Farmers can hold protest against the Central laws at Jantar Mantar with between 11 am and 5 pm every day, but no protest march will be allowed, the Delhi Police have said. The number of protesters at the site cannot exceed 206 — 200 from the Sanyukt Kisan Morcha and six persons from Kisan Mazdoor Sangharsh Committee.
They will be escorted to the location from Singhu border in buses and they have to maintain Covid appropriate behaviour and social distancing, the police said, nixing the farmers’ plans to hold a protest march from the Singhu border to Parliament.
Making it clear that there cannot be a repeat of the violence and chaos of January 26 protests, the Delhi Police, in a statement, said: “They (the farmers) have also been advised not to take out any march in view of Covid restrictions.
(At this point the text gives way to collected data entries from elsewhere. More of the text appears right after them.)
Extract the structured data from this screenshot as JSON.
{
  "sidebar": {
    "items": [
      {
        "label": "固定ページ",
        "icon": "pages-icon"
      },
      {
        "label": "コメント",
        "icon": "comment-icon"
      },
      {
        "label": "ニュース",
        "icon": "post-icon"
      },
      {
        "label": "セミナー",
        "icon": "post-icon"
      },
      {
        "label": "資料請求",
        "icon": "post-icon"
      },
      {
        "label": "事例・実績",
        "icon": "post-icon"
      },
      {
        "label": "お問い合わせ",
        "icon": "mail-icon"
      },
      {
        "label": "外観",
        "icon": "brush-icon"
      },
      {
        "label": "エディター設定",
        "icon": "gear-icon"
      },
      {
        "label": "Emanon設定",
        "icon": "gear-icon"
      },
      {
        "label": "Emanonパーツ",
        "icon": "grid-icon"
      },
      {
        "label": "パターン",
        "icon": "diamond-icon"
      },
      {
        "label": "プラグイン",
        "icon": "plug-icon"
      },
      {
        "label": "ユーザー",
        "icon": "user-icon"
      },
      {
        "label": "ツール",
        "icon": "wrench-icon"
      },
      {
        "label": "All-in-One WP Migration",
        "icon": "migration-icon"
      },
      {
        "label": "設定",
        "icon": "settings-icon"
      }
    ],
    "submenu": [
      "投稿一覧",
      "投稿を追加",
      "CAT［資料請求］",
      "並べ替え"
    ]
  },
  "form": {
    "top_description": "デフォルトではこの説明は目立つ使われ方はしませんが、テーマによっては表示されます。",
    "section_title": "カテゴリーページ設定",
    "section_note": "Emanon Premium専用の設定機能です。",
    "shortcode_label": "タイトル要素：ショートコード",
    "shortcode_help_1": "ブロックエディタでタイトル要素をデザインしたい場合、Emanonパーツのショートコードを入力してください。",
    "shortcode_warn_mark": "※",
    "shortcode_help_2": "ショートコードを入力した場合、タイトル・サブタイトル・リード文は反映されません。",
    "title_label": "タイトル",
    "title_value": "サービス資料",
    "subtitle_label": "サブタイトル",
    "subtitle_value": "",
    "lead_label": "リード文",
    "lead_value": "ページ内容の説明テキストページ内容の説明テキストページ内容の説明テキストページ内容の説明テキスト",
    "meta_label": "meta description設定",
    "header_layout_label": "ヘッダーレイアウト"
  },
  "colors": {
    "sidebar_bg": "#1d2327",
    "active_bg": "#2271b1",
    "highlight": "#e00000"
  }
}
Delhi Police has put in place extensive arrangements to ensure that the protest programme remains peaceful.”
Earlier this evening, sources said the Arvind Kejriwal government has given permission for a “Kisan Sansad” — farmers’ parliament — tomorrow at Jantar Mantar.
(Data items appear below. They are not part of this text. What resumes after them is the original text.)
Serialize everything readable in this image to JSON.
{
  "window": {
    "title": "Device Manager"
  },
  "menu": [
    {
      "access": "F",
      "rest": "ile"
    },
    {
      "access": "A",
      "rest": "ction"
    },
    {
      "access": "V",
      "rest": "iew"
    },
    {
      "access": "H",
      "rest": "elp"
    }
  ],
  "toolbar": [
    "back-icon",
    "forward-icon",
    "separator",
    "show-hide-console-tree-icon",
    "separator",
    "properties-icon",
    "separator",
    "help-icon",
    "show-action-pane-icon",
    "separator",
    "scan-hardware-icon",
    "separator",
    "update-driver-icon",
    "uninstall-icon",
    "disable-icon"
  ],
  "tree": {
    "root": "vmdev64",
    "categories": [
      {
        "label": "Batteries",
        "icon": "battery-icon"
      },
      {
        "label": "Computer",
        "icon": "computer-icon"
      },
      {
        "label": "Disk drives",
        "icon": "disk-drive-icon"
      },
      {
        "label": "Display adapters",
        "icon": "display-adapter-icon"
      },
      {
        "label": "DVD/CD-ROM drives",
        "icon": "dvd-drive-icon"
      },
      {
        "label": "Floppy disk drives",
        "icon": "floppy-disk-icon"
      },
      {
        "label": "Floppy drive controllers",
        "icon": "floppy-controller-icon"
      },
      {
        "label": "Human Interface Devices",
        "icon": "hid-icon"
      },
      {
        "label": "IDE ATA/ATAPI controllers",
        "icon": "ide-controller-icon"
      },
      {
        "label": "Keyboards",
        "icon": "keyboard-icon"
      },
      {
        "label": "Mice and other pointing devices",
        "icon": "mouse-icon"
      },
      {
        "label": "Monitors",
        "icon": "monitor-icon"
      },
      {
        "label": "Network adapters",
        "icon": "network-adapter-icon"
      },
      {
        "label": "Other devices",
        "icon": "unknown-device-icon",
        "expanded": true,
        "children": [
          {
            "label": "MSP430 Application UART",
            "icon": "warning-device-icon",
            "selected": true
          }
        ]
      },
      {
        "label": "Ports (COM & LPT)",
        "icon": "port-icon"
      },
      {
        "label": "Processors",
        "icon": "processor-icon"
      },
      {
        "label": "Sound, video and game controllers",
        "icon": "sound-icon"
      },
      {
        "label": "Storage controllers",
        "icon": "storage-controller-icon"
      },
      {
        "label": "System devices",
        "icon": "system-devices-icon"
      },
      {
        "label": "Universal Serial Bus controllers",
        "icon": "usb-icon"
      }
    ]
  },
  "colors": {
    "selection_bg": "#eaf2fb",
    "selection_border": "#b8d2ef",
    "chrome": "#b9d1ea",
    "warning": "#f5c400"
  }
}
To facilitate the protest, the Delhi government also planned changes to its order imposing Covid restrictions under the Delhi Disaster Management Act, sources said. The DDMA guidelines do not allow any gatherings.
The Samyukt Kisan Morcha, a coalition of farmer unions from across the country formed in November 2020, had brainstormed strategy for the Kisan Sansad at Jantar Mantar.
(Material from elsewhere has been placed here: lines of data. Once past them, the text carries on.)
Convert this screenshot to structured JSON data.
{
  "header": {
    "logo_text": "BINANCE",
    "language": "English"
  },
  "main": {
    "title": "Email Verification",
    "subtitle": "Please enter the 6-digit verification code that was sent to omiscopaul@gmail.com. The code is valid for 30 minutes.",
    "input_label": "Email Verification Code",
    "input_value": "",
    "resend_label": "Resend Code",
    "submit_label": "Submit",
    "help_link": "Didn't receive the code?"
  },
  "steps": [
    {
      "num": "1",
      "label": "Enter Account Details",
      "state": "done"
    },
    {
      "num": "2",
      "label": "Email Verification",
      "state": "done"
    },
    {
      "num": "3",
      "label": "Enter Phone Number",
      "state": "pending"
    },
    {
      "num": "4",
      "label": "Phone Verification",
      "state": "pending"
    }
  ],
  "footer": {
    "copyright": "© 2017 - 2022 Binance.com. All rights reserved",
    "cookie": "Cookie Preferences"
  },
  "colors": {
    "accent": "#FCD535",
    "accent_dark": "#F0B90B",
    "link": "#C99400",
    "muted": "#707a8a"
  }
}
The Kisan Sansad will be held till August 13, when parliament’s Monsoon Session ends, SKM member Dr Darshan Pal said.
“Everything will be like Parliament. There will be a Speaker, a Deputy Speaker, a tea break etc. This Parliament will surely take place,” said Manjit Singh Rai, a member of the Bharatiya Kisan Union (Doaba).
The farmers, he said, will court arrest if they are stopped by the police.
“We have asked farmers to prepare themselves to be jailed for up to six months. Despite that, there is eagerness among them to go for the march,” said Raminder Patiala of SKM.
At Singhu, the police have used cement and concertina to ensure no untoward incidents take place. This indicates moves to avoid a repeat of the January 26 violence in Delhi following a farmers’ tractor rally.
Farmers have been protesting since last November 26 against the three newly enacted farm laws: Farmers’ Produce Trade and Commerce (Promotion and Facilitation) Act, 2020; the Farmers Empowerment and Protection) Agreement on Price Assurance and farm Services Act 2020 and the Essential Commodities (Amendment) Act, 2020.
Their leaders and the Centre have held several rounds of talks but the impasse remains.